(Reuters) – Iran will be ready to hold negotiations with world powers on its nuclear program after the month of Ramadan ends in early September, Foreign Minister Manouchehr Mottaki said on Sunday.
Separately, Mottaki said technical discussions could begin immediately in Vienna on the details of a proposed nuclear fuel swap and a letter to this effect would be delivered to the International Atomic Energy Agency (IAEA) on Monday.
The West fears Iran’s secretive uranium enrichment program is a veiled quest to develop nuclear weapons capability. Tehran denies this, saying it seeks only electricity from enrichment so it can export more of its oil wealth.
Mottaki said the talks after Ramadan would be between Tehran and the five permanent members of the U.N. Security Council — the United States, Russia, China, Britain, France — as well as Germany (P5+1) who have been locked in a protracted standoff with Iran over its nuclear ambitions.
“That belongs to 5+1 with Iran,” he said of the talks.
Earlier on Sunday, Mottaki met the foreign ministers of Turkey and Brazil, their first meeting since the three struck a tentative swap accord in May that failed to prevent fresh U.N. sanctions against Iran.
Brazil and Turkey have characterized the proposed fuel deal as a way to build confidence for the broader negotiations involving the six world powers, represented for now by the EU’s foreign policy chief, on an overall nuclear settlement.
Turkish Foreign Minister Ahmet Davutoglu said earlier Mottaki had confirmed Iran was ready to start negotiations with Catherine Ashton, the EU foreign affairs chief.

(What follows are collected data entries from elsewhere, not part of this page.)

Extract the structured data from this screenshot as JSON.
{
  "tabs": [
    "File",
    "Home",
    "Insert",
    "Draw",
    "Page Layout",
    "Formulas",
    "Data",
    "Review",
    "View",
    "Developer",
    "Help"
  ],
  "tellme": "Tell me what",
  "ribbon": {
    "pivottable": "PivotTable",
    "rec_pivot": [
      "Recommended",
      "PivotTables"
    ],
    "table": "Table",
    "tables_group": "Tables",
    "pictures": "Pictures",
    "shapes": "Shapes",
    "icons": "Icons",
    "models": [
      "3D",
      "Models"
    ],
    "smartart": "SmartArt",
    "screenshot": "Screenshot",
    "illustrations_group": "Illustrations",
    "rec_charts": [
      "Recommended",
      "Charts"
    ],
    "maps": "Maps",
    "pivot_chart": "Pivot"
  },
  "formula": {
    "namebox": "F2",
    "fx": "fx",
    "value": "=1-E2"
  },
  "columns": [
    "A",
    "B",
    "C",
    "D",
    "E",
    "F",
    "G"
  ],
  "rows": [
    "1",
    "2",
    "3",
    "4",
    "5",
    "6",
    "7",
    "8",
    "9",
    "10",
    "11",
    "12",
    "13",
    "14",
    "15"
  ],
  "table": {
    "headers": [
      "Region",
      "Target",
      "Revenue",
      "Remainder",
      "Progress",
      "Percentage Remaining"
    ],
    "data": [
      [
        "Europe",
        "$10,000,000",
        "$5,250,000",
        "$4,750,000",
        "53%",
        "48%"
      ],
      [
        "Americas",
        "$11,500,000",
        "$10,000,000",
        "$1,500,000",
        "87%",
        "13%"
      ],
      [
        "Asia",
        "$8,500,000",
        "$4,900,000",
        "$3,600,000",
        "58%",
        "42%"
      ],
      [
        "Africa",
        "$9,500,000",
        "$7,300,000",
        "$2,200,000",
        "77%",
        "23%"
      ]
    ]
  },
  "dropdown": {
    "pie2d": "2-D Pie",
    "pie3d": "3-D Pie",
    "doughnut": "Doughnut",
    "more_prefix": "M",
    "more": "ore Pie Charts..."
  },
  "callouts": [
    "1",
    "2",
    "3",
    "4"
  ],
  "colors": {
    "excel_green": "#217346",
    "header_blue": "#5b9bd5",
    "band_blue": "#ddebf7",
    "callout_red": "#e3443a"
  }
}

Ashton wrote to Iran’s chief nuclear negotiator Saeed Jalili last month inviting him to resume negotiations. The Muslim fasting month of Ramadan ends in the first half of September.
EXPANDED SANCTIONS
Iran agreed in May to send some of its enrichment uranium stockpile abroad in exchange for medical reactor fuel, reviving a deal in principle which the IAEA, the U.N. nuclear watchdog, brokered in October, only to see Tehran back out of it.
The May accord, which has not been carried out, failed to prevent fresh sanctions from the United Nations, European Union and United States adopted over the past two months.
But Davutoglu has said he still saw a chance of Iran carrying out the swap on the basis of their agreement and said Iran would propose in its letter to the IAEA that “technical negotiations” begin as soon as possible.
Under the May deal, Iran agreed to transfer 1,200 kg (2,646 lb) of low-enriched uranium (LEU) to Turkey within a month and in return receive, within a year, 120 kg of 20 percent-enriched uranium to keep Tehran’s medical research reactor running.
But Western diplomats have dismissed the revived plan.
They said that removing from Iran 1,200 kg — enough, if highly enriched, to make an atom bomb — was less significant than when it was first brokered in October because Iran’s LEU stockpile had doubled in the interim.
At the time of the original October pact, 1,200 kg comprised about 70 percent of Iran’s known LEU reserve.
The Security Council imposed a fourth round of sanctions on Iran in June. Brazil and Turkey voted against, irked by the West’s dismissal of their deal which they said obviated the need for any more sanctions.